Bill Cosby did not want to talk about rape with the Associated Press. That much he made clear in an interview with AP arts reporter Brett Zongker, who interviewed Cosby and his wife, Camille, upon the opening of an exhibit of their collection of African American art at the Smithsonian’s National Museum of African Art. During the November 6 interview, which took place at the museum, Cosby rejected a question from the reporter about the allegations of sexual assault that have lingered over the popular performer—and national father figure—for nearly a decade.
“There’s no response,” Cosby tells Zongker during the filmed interview, which the AP released in its entirety on Wednesday. Seated in front of Henry Ossawa Tanner’s powerful 1894 painting, "The Thankful Poor," Cosby appeals to the reporter after the interview concludes (with the tape still rolling) to omit any discussion of the allegations of sexual assault. When that doesn’t appear to work, Cosby tells someone off camera, “I think you need to get on the phone with his person [Zongker’s employer], immediately.”
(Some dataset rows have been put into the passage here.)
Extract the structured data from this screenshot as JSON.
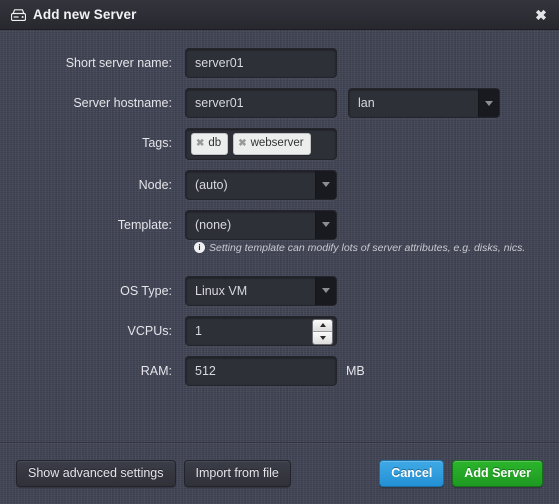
{
  "titlebar": {
    "icon": "server-icon",
    "title": "Add new Server",
    "close_label": "✖"
  },
  "form": {
    "short_name": {
      "label": "Short server name:",
      "value": "server01",
      "placeholder": ""
    },
    "hostname": {
      "label": "Server hostname:",
      "value": "server01",
      "placeholder": "",
      "domain": {
        "value": "lan",
        "options": [
          "lan"
        ]
      }
    },
    "tags": {
      "label": "Tags:",
      "items": [
        {
          "label": "db",
          "remove_icon": "✖"
        },
        {
          "label": "webserver",
          "remove_icon": "✖"
        }
      ]
    },
    "node": {
      "label": "Node:",
      "value": "(auto)",
      "options": [
        "(auto)"
      ]
    },
    "template": {
      "label": "Template:",
      "value": "(none)",
      "options": [
        "(none)"
      ],
      "hint": "Setting template can modify lots of server attributes, e.g. disks, nics.",
      "hint_icon": "i"
    },
    "os_type": {
      "label": "OS Type:",
      "value": "Linux VM",
      "options": [
        "Linux VM"
      ]
    },
    "vcpus": {
      "label": "VCPUs:",
      "value": "1",
      "placeholder": ""
    },
    "ram": {
      "label": "RAM:",
      "value": "512",
      "placeholder": "",
      "unit": "MB"
    }
  },
  "footer": {
    "show_advanced": "Show advanced settings",
    "import_from_file": "Import from file",
    "cancel": "Cancel",
    "submit": "Add Server"
  },
  "colors": {
    "background": "#414454",
    "titlebar": "#2e2e36",
    "field": "#2e3038",
    "accent_blue": "#2391d6",
    "accent_green": "#1e9a22",
    "tag_chip": "#eceded"
  }
}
Now it’s the Smithsonian that doesn’t want to talk about rape. Through a spokesperson, both the National Museum of African Art and the larger Smithsonian Institution declined to discuss allegations from as many as 15 women that Cosby drugged and raped them. Two women, Joan Tarshis and model Janice Dickinson, have come forward with their accusations since the November 9 opening of “Conversations: African and African American Artworks in Dialogue.” A third woman, Therese Serignese, said yesterday that Cosby drugged and raped her when she was 19.